Liver cancer – is surgery the only option?
By Dr. Santosh B. Patil, Consultant – Neuro and Vascular Interventional Radiologist, The Vein Center
Liver cancer is the fourth leading cause of cancer-related death, with a three times increase in the occurrence of new cases during the past 40 years. It generally carries a poor prognosis. Surgical resection – removing the cancerous portion of the liver – is considered the best hope for a cure. Unfortunately, most patients do not qualify for surgery due to extensive tumor burden, the presence of extra-hepatic spread, or the extent of underlying liver disease. Liver transplantations are available for a small number of patients, but organ supply is limited, and tumor progression during the prolonged waiting period results in a high dropout rate.
Interventional radiology allows medicine and technology to combine forces and come up with revolutionary minimally invasive non-surgical anticancer treatments, which are described briefly below.
- Image-guided ablative therapies:
Radiofrequency Ablation (RFA):
This treatment is used to treat smaller tumors of less than 3 cm size. Interventional radiologists or oncologists insert a small, needle-like probe directly into the tumor using live image (CT/USG) guidance to identify its precise location. Radiofrequency energy is then delivered through the probe which generates heat and destroys the liver tumor.
Microwave ablative therapy:
Under CT/USG guidance, a specially designed microwave probe is directly inserted into the tumor and the abnormal tissue is killed by heat generated around the probe. The advent of microwave ablation has resulted in greater ablation zones, decreased patient pain, and fewer detrimental treatment effects on adjacent blood vessels.
Cryoablation uses extreme cold to destroy cancer cells. Guided by ultrasound imaging, the interventional radiologist will place the cryoprobe (metal probe) containing liquid nitrogen directly onto liver tumors. The cryoprobe destroys the tumor by freezing it.
Irreversible electroporation (IRE) uses pulsed direct current to induce cell death and has been shown to be effective in tumors adjacent to major bile ducts where standard thermal ablation techniques are contraindicated.
- Trans-arterial hepatic therapies:
Trans-arterial chemoembolization (TACE):
Trans-arterial chemoembolization (TACE) utilizing a chemotherapeutic agent mixed with oil is the recommended first-line therapy in intermediate-stage disease.
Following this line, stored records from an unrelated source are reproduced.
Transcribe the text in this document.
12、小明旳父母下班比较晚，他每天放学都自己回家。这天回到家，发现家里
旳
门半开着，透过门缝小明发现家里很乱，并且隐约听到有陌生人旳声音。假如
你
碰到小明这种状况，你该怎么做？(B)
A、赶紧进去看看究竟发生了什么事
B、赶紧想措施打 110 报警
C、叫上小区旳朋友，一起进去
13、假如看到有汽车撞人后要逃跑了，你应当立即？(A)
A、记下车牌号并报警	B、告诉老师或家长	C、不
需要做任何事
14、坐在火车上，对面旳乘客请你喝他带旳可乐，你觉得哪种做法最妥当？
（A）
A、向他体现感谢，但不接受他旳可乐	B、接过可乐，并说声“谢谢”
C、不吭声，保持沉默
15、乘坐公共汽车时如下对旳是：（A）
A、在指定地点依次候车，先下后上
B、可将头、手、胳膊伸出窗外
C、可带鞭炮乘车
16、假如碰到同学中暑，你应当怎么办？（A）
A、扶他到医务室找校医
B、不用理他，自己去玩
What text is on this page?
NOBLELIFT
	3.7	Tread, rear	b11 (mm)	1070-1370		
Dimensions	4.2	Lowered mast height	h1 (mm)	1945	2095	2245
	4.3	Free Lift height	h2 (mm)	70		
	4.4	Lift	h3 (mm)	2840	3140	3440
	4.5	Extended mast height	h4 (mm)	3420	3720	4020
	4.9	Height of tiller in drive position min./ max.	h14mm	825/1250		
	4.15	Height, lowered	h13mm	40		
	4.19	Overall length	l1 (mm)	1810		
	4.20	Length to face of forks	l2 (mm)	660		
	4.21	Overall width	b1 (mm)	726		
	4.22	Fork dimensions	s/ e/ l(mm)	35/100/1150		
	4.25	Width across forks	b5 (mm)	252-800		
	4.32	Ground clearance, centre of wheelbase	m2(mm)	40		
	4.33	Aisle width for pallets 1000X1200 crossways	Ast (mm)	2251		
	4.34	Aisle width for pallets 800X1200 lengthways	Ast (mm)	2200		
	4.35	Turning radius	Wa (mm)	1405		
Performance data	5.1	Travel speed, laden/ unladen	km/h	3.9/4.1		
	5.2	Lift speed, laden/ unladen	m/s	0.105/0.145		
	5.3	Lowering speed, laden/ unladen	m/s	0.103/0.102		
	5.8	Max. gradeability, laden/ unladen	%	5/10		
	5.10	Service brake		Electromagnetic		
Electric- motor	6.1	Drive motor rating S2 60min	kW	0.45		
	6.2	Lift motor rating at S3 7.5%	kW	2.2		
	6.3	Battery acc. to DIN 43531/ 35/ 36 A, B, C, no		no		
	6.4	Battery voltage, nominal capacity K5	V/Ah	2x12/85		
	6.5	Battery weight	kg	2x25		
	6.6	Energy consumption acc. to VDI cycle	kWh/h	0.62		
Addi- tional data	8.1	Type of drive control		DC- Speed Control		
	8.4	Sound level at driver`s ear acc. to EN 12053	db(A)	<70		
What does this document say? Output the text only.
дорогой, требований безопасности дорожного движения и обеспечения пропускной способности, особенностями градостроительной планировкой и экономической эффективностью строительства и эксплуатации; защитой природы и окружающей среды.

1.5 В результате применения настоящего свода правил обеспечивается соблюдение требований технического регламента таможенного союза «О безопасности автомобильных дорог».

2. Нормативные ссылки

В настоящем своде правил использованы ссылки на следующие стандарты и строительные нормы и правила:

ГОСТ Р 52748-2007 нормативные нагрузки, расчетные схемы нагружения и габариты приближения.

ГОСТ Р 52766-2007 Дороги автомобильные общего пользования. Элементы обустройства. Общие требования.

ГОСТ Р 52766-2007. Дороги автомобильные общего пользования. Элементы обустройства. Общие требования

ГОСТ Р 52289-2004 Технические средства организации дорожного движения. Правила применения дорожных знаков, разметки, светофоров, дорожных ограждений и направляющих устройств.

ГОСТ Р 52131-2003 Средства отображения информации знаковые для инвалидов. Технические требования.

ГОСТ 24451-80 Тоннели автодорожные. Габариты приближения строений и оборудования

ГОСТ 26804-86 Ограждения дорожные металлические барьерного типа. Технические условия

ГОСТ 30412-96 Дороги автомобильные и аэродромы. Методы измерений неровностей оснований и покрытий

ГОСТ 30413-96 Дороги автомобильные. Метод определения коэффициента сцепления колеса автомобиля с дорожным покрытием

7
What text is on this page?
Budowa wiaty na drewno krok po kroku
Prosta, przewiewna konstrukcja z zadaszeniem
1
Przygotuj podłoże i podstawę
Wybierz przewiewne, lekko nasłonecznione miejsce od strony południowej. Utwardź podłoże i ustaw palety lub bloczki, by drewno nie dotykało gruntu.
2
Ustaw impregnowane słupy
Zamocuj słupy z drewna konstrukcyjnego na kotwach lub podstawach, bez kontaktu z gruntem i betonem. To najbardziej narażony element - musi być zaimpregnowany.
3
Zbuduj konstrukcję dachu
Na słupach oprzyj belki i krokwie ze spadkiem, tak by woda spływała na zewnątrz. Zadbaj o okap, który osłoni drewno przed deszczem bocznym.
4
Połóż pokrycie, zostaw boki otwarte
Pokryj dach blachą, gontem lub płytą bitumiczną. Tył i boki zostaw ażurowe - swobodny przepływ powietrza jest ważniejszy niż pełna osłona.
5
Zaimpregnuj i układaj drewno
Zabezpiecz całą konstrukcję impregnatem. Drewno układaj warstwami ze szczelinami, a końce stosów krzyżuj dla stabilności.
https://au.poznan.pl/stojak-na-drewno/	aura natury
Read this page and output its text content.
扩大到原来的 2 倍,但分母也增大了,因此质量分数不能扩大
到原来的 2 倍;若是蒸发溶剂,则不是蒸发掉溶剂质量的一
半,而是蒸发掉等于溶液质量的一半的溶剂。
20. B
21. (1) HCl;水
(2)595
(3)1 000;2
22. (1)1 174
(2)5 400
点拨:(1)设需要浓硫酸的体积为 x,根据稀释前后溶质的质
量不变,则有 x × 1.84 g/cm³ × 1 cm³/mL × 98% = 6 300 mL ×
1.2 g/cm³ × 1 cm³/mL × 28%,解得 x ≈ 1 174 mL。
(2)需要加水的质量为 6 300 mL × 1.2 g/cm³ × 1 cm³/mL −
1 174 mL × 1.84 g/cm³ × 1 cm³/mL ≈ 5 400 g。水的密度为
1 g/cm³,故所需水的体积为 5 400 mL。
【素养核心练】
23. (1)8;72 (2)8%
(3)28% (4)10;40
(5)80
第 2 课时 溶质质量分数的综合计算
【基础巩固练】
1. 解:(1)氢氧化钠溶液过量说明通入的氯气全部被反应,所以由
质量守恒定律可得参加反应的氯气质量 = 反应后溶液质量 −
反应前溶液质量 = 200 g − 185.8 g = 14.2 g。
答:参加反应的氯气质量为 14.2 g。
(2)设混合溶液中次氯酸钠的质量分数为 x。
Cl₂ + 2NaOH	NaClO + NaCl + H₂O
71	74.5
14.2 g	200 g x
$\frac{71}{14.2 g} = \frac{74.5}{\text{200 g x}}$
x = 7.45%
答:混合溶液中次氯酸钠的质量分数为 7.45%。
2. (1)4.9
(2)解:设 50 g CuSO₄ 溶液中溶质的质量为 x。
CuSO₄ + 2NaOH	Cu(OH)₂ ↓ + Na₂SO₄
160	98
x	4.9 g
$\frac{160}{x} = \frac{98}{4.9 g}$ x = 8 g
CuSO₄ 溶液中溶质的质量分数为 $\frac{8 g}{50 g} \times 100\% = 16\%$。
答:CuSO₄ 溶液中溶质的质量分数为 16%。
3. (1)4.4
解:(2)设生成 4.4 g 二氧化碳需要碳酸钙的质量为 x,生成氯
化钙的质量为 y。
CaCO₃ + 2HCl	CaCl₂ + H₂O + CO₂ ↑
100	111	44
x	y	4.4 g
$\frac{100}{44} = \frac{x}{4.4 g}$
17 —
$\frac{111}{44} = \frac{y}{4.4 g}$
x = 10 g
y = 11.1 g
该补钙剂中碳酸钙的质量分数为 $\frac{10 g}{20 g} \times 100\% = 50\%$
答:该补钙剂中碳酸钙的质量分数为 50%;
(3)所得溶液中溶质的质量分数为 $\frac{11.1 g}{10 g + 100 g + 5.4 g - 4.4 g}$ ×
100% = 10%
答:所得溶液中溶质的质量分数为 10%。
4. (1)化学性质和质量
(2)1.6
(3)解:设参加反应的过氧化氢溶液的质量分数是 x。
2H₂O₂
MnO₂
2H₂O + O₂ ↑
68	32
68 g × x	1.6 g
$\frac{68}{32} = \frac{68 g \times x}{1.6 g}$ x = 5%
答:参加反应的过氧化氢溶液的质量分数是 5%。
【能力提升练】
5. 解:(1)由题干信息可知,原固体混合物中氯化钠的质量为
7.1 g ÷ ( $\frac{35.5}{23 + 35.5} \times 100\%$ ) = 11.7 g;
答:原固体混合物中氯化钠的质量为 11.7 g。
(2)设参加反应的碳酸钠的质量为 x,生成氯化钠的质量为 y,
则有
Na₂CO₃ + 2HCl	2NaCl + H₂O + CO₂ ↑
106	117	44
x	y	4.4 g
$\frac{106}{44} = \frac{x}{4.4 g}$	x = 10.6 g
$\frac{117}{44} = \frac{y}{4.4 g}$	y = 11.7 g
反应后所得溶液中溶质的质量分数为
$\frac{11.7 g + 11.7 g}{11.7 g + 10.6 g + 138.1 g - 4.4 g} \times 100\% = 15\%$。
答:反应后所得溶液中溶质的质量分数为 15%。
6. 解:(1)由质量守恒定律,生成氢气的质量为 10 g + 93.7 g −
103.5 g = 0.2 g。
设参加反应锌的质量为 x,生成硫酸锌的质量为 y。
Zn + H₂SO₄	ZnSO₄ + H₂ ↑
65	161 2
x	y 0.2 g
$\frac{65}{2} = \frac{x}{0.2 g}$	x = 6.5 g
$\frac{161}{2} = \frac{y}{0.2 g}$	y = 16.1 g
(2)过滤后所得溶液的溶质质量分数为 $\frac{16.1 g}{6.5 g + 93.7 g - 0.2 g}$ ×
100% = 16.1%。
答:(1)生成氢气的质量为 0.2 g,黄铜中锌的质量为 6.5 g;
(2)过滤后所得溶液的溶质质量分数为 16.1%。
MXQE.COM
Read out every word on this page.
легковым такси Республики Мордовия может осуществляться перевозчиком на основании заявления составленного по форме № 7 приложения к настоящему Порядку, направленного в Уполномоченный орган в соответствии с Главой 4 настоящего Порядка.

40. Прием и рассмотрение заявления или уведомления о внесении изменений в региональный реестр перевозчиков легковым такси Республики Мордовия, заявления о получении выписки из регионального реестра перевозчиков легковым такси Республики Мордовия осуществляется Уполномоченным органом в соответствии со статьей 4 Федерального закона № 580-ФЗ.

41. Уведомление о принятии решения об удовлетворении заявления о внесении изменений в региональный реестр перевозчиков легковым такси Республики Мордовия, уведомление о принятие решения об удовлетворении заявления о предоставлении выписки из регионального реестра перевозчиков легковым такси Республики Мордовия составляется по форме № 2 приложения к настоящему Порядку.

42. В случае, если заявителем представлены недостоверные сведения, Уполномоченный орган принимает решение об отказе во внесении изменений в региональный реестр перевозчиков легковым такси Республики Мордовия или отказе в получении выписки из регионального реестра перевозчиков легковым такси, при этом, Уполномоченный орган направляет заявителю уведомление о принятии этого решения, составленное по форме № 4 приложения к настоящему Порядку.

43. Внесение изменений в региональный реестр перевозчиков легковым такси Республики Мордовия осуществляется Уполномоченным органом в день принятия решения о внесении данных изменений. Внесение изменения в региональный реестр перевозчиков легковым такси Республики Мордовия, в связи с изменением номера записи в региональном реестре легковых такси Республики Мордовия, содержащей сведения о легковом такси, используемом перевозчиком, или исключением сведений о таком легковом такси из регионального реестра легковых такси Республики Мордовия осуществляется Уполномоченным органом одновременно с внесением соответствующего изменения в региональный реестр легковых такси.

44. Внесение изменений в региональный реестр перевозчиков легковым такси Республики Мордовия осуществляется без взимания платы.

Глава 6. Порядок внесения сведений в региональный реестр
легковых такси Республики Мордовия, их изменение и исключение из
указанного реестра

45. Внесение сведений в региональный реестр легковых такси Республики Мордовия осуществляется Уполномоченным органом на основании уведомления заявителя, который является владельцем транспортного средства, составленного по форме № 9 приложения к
During this procedure, interventional radiologists employ live image guidance to advance a small tube, called a micro-catheter, through a tiny hole in the patient’s groin or wrist until it reaches the blood vessel that supplies the liver tumor. Once in place, the micro-catheter is used to deliver high doses of chemotherapy to the exact location of the tumor following which the flow of blood through the artery is blocked for a short time so the chemotherapy stays in the tumor longer. Blocking the blood supply to the tumor also destroys cancer cells.
In addition to being used as a primary treatment for HCC, chemoembolization may be used to slow tumor growth for people who are on the waiting list for liver transplantation.
Trans-arterial radioembolization (TARE)
Radioembolization with yttrium-90 loaded beads is an alternative transarterial treatment option in patients with intermediate-stage HCC. During this procedure, once the microcatheter is selectively advanced into the artery supplying the liver tumor, radioactive material is injected into the tumor. Radioembolization has been shown to have similar treatment efficacy and safety profile when compared to chemoembolization.
One of the enormous benefits of minimally invasive interventional radiology treatment is its reduction in side effects, compared to systemic chemotherapy or conventional radiation. These precision interventional treatments are so well-tolerated that they are mostly outpatient procedures without the need for general anesthesia. For interventional treatments, occasional side effects might include fatigue, flu-like symptoms, and inflammation due to a rise in liver enzymes. But those side effects tend to pass quickly, within one to two weeks after treatment. Patients can quickly return to normal daily life.